An inveterate tinkerer, Becnel completed a 3,000 square- foot hurricane bunker—made from structural steel and rod-trussed, concrete-filled cinderblocks—earlier this year, which he says will withstand 250 mile-per-hour winds and can hold several families. He has hooked it all up to a generator that he says "could run two city blocks," and he has 20,000 gallons of diesel in underground tanks to power it.

He has a 40,000-acre ranch near Aspen, Colo.—a fact he mentions more than once—and takes a visitor on a tour of his main house, where he shows off a bathroom and curved walk-through closet used by his wife, Mary Hotard Becnel, a local judge. The addition was completed several years ago and was designed by Bill Gates' architect, whom he knows from Aspen. Becnel says his other holdings include about 4,000 acres of land in and around Reserve where he keeps 500 chickens to supply fresh eggs for his compound and for friends.

Ironically, Marathon Oil (MRO) has a large refining operation in nearby Garyville that partly occupies property that Becnel says he sold the company. Earlier this month, an explosion ripped through a boiler there, causing injuries. So far around 200 plaintiffs have poured into Becnel's law office to sue.
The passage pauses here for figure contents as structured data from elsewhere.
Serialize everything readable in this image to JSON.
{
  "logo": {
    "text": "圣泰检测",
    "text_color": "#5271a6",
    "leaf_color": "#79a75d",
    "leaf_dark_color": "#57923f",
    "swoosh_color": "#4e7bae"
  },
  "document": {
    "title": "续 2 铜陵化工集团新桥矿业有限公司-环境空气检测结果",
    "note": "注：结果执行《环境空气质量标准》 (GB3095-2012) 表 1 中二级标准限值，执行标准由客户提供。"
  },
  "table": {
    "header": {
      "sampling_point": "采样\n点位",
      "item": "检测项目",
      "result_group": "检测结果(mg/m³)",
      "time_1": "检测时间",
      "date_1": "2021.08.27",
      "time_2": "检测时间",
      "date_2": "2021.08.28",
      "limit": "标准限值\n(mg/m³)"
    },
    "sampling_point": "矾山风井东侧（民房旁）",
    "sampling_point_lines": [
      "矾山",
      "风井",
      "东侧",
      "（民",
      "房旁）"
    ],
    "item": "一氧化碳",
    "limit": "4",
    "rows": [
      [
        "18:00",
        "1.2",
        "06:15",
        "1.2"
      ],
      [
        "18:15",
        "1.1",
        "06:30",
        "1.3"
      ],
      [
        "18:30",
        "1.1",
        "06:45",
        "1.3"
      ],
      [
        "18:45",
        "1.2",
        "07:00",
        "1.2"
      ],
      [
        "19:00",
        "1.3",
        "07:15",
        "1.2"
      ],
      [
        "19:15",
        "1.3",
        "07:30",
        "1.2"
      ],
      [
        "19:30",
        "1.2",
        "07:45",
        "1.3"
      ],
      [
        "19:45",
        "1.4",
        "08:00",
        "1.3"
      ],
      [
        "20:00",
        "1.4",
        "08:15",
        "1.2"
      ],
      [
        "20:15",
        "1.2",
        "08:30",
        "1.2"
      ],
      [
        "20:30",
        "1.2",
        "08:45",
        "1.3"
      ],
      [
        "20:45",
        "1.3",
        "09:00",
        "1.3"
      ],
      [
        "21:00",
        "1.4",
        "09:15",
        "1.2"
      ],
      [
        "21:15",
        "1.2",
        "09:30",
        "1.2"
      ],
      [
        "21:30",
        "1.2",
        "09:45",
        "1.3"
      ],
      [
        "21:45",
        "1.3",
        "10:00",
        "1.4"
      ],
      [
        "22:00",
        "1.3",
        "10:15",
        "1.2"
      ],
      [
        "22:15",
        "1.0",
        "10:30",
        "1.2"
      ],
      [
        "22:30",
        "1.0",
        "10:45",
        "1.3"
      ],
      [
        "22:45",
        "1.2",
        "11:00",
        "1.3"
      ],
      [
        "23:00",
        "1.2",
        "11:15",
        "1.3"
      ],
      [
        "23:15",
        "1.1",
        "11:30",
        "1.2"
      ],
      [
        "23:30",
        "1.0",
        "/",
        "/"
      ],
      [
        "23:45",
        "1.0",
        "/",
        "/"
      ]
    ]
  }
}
"I'm probably one of the few people in the country who doesn't accept his Social Security," Becnel says. "I could retire, but I don't because I just love the work."

Becnel and the other spill lawyers may have a big job ahead of them if the Exxon Valdez litigation is a foreshadowing of the BP cases. Exxon fought the $5 billion Alaska state court damage verdict for 14 years, all the way to the U.S. Supreme Court. Although the oil giant spent $3.4 billion to clean up 1,200 miles of Alaskan shoreline, and tens of millions more on legal fees, it eventually won a $4.5 billion reduction from the Supreme Court on the punitive damages. On the other hand, "this is a radically different fact pattern than Exxon Valdez," says Arsenault. While the Exxon Valdez disaster was blamed on a drunken ship captain, "the BP spill follows a very troubling pattern of systemic failures." Arsenault also doubts that our "judicial, legislative, and executive branches will allow a repeat" of the drawn-out Exxon Valdez case. So far, at least, BP is playing contrite corporate citizen, offering to help commercial fishermen with their bills and providing no hints about its legal defense strategies.

Becnel thinks that no matter how large the judgments finally are, BP will be able to shoulder the costs of a massive cleanup and the damage claims simply based on the value of its oil reserves. A parallel can be found in the case of U.S. tobacco companies, which continue to pay claims, estimated at more than $270 billion, out of future income. Salas, Becnel's partner in the litigation, says that he has another theory of how BP will finance the damages: "The American people will ultimately pay for it at the gas pump."

Wells is a reporter for Bloomberg Businessweek.